For JSON templates, safety is a matter of trust — you trust that the advice is good. For executable genes, safety is a matter of enforcement — the sandbox prevents bad behavior regardless of intent.
Genuine portability
A WASM binary compiled from TypeScript runs identically on a cloud server, a local machine, a browser, or an edge device. The intermediate representation (IR) guarantees behavioral equivalence across environments. The gene doesn’t need to be re-interpreted for each platform — it runs the same everywhere.
The Trade-Off Is Real
None of this means executable genes are “better” in every dimension. The trade-off is clear:
| Dimension | JSON Templates | Executable WASM Genes |
|---|---|---|
| Time to first gene | Minutes | Hours |
| Developer skill required | Describe a strategy | Write compilable code |
| LLM compatibility | Any model reads JSON | Model-independent (code runs without LLM) |
| Ecosystem bootstrap speed | Fast | Slower |
| Execution determinism | None (LLM-dependent) | Full (sandbox-enforced) |
| Quality measurement | Indirect (proxies) | Direct (fitness benchmarks) |
| Elimination mechanism | Ranking (no real elimination) | Natural selection (below threshold = removed) |
| Safety model | Trust-based | Enforcement-based |
| Portability | Parse-level (any JSON parser) | Semantic-level (identical behavior across runtimes) |
JSON templates are better for fast knowledge sharing. If an agent discovers that retrying with exponential backoff fixes timeout errors, packaging that as a JSON template and sharing it instantly is valuable. Not every capability needs to be a compiled program.
Executable genes are better for capabilities where correctness matters, comparisons are needed, and safety must be enforced — grammar checking, data transformation, code analysis, security scanning, API integration. Anything where “it depends on how the LLM interprets it” is not an acceptable answer.

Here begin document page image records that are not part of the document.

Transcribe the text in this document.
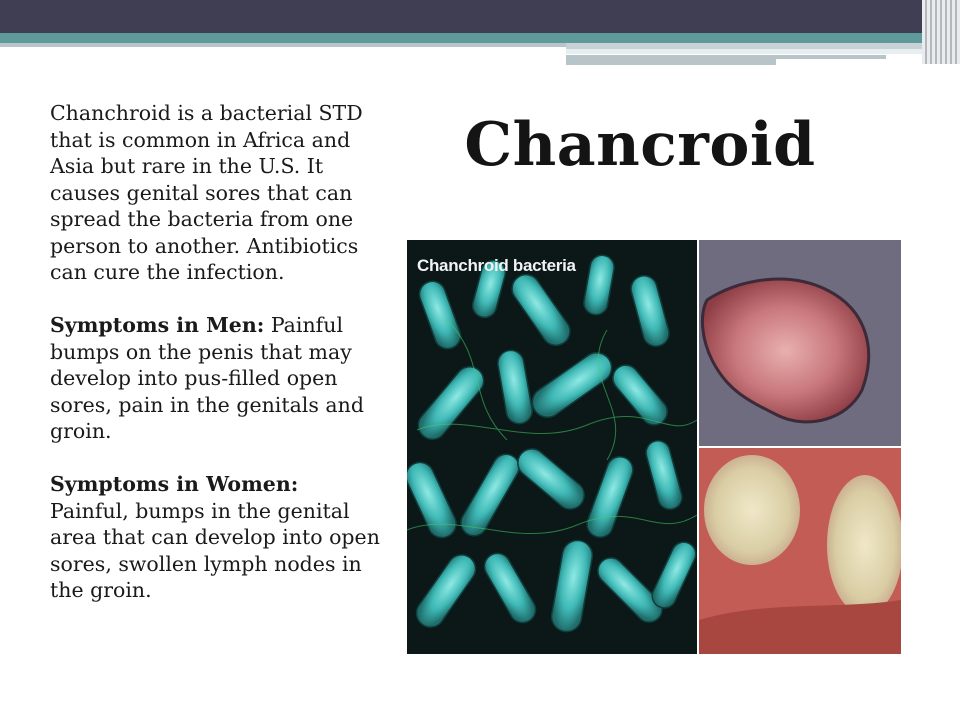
Chanchroid is a bacterial STD that is common in Africa and Asia but rare in the U.S. It causes genital sores that can spread the bacteria from one person to another. Antibiotics can cure the infection.

Symptoms in Men: Painful bumps on the penis that may develop into pus-filled open sores, pain in the genitals and groin.

Symptoms in Women: Painful, bumps in the genital area that can develop into open sores, swollen lymph nodes in the groin.

Chancroid
Chanchroid bacteria
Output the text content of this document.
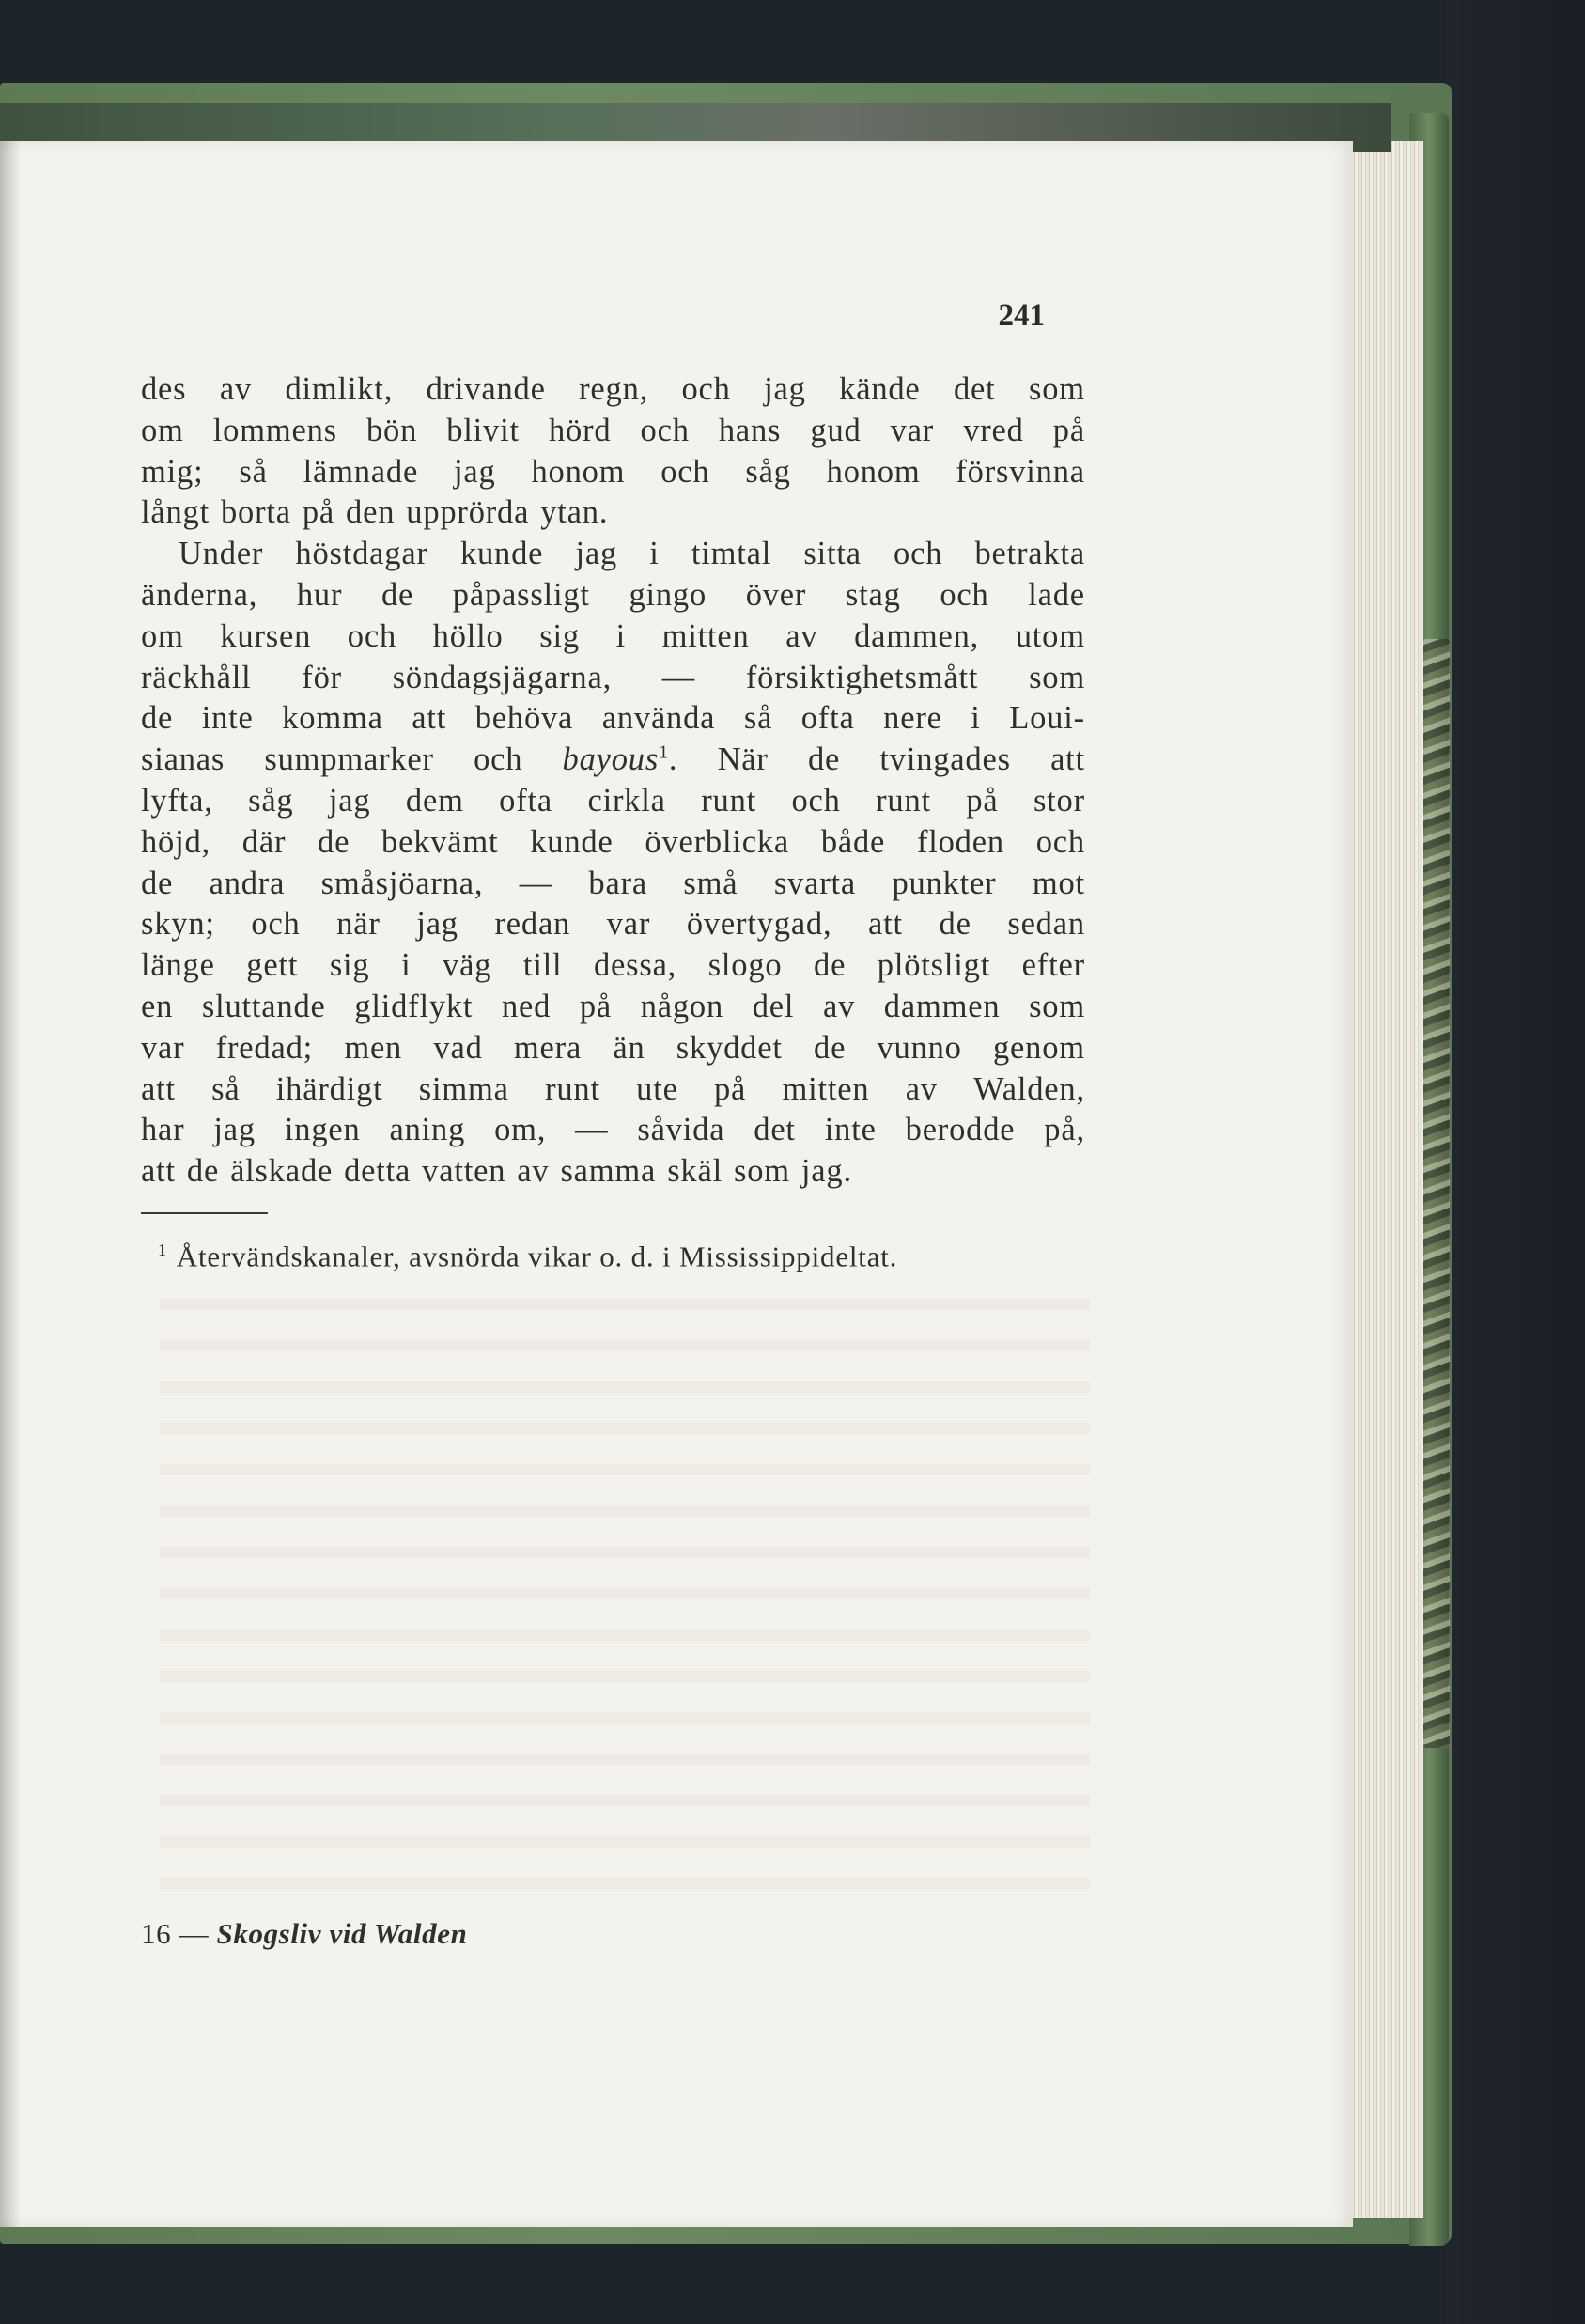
241
des av dimlikt, drivande regn, och jag kände det som
om lommens bön blivit hörd och hans gud var vred på
mig; så lämnade jag honom och såg honom försvinna
långt borta på den upprörda ytan.
Under höstdagar kunde jag i timtal sitta och betrakta
änderna, hur de påpassligt gingo över stag och lade
om kursen och höllo sig i mitten av dammen, utom
räckhåll för söndagsjägarna, — försiktighetsmått som
de inte komma att behöva använda så ofta nere i Loui-
sianas sumpmarker och bayous$^1$. När de tvingades att
lyfta, såg jag dem ofta cirkla runt och runt på stor
höjd, där de bekvämt kunde överblicka både floden och
de andra småsjöarna, — bara små svarta punkter mot
skyn; och när jag redan var övertygad, att de sedan
länge gett sig i väg till dessa, slogo de plötsligt efter
en sluttande glidflykt ned på någon del av dammen som
var fredad; men vad mera än skyddet de vunno genom
att så ihärdigt simma runt ute på mitten av Walden,
har jag ingen aning om, — såvida det inte berodde på,
att de älskade detta vatten av samma skäl som jag.
$^1$ Återvändskanaler, avsnörda vikar o. d. i Mississippideltat.
16 — Skogsliv vid Walden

They’re Not Competing — They’re Layered
The most useful framing isn’t “which one wins” but “which layer does each serve.”
┌──────────────────────────────────┐│ Strategy Layer (JSON templates) │ ← "How to approach this type of problem"├──────────────────────────────────┤│ Capability Layer (WASM genes) │ ← "Execute this specific solution"├──────────────────────────────────┤│ Orchestration Layer (frameworks)│ ← "Chain capabilities into workflows"├──────────────────────────────────┤│ Interface Layer (MCP / A2A) │ ← "Discover and invoke capabilities"└──────────────────────────────────┘An agent might consult a JSON strategy template to decide which approach to take for a given problem, then invoke an executable WASM gene to actually do it. The strategy layer provides the heuristic; the capability layer provides the determinism.
This is how biological evolution works too. Behavioral strategies (when to flee, when to fight) are encoded in neural patterns that are flexible and context-dependent. But the molecular machinery that actually executes those strategies — protein folding, enzyme catalysis, membrane transport — operates with chemical determinism. Both layers evolve, but through different mechanisms.
What This Means for the Ecosystem
If you’re building AI agent infrastructure today, the choice between these approaches determines your ceiling:
JSON templates let you scale fast and lower barriers, but you’ll eventually face quality inflation (too many templates, no reliable way to rank them) and the safety question (“what if a template gives dangerous advice to a powerful agent?”).
Executable genes take longer to bootstrap but provide the primitives needed for genuine quality selection and runtime safety. The investment is front-loaded in compilation, sandbox, and evaluation infrastructure — but once that’s in place, the ecosystem can self-select for quality without human curation.
The AI agent ecosystem is still early enough that both paths are being explored. What’s clear is that the “gene” metaphor — modular, transferable, evaluable capabilities — is winning. The open question is what a gene is made of. The answer shapes everything downstream.